Shreya’s research on neuro-degenerative disorders and the role that music can play in treating them has made her a valuable volunteer at the Fairfax-based Insight Memory Care Center. She has also founded the Music Med Club in her top-ranking high school.
By her own admission, she is an optimist. “Always remember nothing is impossible because the word itself spells, I’m possible”, she told the conference audience.
Medha Reddy is founder and president of the Maryland Youth Legislative Council, and actively involved with Maryland Delegate Aruna Miller’s re-election campaign. She is passionate about her work in government and politics which she describes as “a service to people”.
She told the NFIA audience, “That is why we join government. Government is something that we do because it is hard work worth doing. It’s satisfying. We get to do things that we love and to help people. That’s why I love what I wake up to do every morning”.
Medha utilized volunteer opportunities which came her way to see how she could make a difference in government, including exploring avenues for kids to partake in the non-profit sector, and serving at a LGBT homeless shelter. “It’s the smiles that propelled me to keep going”, she said. “I find there is nothing more valuable than this hard work”.
About her goal, Medha says, “Let’s get youth talking about youth issues. That’s why I founded Maryland Youth Legislative Council”.
She commended NFIA “for inviting youth to participate in the conference”, the organization’s signature event.

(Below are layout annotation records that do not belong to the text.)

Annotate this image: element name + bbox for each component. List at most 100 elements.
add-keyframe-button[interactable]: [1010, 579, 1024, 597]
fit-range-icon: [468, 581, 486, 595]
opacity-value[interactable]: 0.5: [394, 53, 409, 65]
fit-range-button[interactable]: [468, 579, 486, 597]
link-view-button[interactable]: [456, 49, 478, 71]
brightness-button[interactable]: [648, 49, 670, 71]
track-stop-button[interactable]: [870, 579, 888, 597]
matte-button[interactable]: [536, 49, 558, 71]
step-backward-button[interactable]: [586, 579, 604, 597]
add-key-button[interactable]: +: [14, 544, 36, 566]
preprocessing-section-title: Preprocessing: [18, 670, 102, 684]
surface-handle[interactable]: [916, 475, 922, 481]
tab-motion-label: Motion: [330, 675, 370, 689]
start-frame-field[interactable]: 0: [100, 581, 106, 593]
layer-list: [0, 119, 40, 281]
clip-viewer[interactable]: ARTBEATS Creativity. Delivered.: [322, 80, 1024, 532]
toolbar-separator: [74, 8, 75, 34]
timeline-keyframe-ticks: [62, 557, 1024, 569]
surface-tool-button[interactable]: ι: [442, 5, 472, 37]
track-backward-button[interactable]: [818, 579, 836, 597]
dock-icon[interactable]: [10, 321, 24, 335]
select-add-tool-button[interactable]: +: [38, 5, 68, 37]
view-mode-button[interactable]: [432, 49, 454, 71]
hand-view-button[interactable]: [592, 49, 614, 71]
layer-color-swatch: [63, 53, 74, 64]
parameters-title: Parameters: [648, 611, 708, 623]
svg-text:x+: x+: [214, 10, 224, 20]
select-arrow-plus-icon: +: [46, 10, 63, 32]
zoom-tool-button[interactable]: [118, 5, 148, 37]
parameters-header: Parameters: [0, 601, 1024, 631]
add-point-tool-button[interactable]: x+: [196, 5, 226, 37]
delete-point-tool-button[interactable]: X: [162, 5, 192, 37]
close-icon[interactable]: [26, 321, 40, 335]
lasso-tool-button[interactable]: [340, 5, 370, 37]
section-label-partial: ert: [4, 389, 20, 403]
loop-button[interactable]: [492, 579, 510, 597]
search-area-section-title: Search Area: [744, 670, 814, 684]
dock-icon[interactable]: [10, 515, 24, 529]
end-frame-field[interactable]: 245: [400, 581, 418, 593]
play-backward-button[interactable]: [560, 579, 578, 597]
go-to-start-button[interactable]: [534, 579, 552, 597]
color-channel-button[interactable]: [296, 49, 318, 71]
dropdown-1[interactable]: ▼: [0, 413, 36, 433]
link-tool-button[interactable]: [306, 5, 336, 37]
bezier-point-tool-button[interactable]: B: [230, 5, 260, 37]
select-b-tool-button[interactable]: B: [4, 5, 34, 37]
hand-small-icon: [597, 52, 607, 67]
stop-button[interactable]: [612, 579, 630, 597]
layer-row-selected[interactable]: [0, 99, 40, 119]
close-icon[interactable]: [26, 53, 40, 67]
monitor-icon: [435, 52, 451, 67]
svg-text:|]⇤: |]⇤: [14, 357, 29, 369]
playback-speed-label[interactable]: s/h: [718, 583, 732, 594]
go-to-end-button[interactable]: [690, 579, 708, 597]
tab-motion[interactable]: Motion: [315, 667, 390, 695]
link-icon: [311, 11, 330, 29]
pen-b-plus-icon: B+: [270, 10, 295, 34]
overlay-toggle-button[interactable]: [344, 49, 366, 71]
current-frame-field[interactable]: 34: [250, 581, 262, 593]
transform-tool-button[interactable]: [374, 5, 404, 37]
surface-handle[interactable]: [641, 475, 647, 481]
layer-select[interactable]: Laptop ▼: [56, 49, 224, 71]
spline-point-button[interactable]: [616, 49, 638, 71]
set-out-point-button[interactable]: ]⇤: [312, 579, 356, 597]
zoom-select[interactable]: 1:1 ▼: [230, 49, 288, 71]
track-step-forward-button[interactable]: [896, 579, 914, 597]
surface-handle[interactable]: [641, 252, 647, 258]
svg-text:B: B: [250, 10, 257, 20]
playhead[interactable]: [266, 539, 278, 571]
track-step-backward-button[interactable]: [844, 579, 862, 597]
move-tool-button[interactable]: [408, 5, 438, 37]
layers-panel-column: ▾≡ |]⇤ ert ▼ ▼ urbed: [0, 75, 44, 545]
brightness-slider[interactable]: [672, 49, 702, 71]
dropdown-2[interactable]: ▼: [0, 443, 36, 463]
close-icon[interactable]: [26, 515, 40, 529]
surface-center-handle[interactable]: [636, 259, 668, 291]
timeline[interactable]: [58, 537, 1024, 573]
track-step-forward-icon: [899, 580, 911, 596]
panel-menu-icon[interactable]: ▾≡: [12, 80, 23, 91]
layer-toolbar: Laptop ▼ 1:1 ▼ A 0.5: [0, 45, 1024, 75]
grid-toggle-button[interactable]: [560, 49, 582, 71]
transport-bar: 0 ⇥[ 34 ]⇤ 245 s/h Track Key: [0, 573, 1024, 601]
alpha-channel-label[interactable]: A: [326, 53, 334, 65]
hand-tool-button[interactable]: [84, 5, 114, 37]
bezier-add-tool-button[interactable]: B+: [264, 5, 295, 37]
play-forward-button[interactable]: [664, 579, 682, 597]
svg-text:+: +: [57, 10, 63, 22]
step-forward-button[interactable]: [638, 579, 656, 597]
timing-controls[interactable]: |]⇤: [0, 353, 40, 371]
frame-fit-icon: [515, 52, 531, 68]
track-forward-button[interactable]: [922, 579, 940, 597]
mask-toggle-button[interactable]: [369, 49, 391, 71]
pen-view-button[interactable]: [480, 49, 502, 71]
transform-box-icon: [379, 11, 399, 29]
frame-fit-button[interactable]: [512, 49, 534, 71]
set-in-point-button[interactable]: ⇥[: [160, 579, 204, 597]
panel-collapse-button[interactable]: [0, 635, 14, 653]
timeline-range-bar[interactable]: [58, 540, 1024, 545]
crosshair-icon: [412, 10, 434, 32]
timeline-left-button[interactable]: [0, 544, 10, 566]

The ‘Empowering Women and Girls’ conference drew a number of experienced professionals who offered their insights on the theme, ‘Strategies for Success’, among whom were: Jennifer Klein, senior advisor to Hillary Clinton on women and girls issues; Sheela Murthy, President and CEO of the Murthy Law Firm specializing in US immigration matters; Dr. Banahalli Ratna, Director of the Center for Bio/Molecular Science and Engineering at the Naval Research Laboratory; Dr. Ajay Kumar, First Secretary of Commerce at the Indian Embassy; Betty Bernstein-Zabza, Senior Policy Advisor in the Office of Global Women’s Issues at the State Department; and Xinyu Zhang, Vice President of Warner International, Inc., television hostess of ‘Lens on the World’ on Channel 10 and ‘Window to China’ on Channel 30.
The speeches were interspersed with Indian dances in various styles by talented artistes of the Washington area, as well as a fashion show, a first for this event, coordinated and choreographed by Shweta Misra and Pallavi Darne who owns The Luxe Closet, Indian ethnic fashion wear.
Among the talented performing artistes who regaled the audience were students of: the Bethesda-based Natananjali School of Dance founded and directed by Lakshmi Swaminathan; Natyabhoomi School of Dance specializing in the bharatanatyam style, founded by Deepti Mukund and co-directed with her sister Shruthi, who presented a medley beginning with a ‘Pushpanjali’ in praise of Lord Ganesh and ending with a folk dance; Nrityaki Dance Academy in a Kathak fusion dance choreographed by the school’s founder and director Shweta Misra; Kuchipudi Dance Academy founded and directed by Lakshmi Babu; and Rhythmaya Dance founded and directed by Nirathi Rao Kalavapudi. The concluding dance was a solo performance by Sumona Apsara Parii, set to the beat of an Indian film song.
Another first at the conference was an author’s corner displaying the works of Dr. Afshan Hashmi (The Modern Mughal Mentality), Dr. Sambhu Banik (Sampling the Cuisine of India), Dr. Lalita Kaul (Multidisciplinary Approach to the Management of Obesity), Mrs. Uma Swaminathan (Herbal Transformations: Ancient Wisdom Revealed for Health and Longevity), Mr. Raman Pathik (The Simple Solution!) and Esther Kish (The Lost Souls and Their Bodies).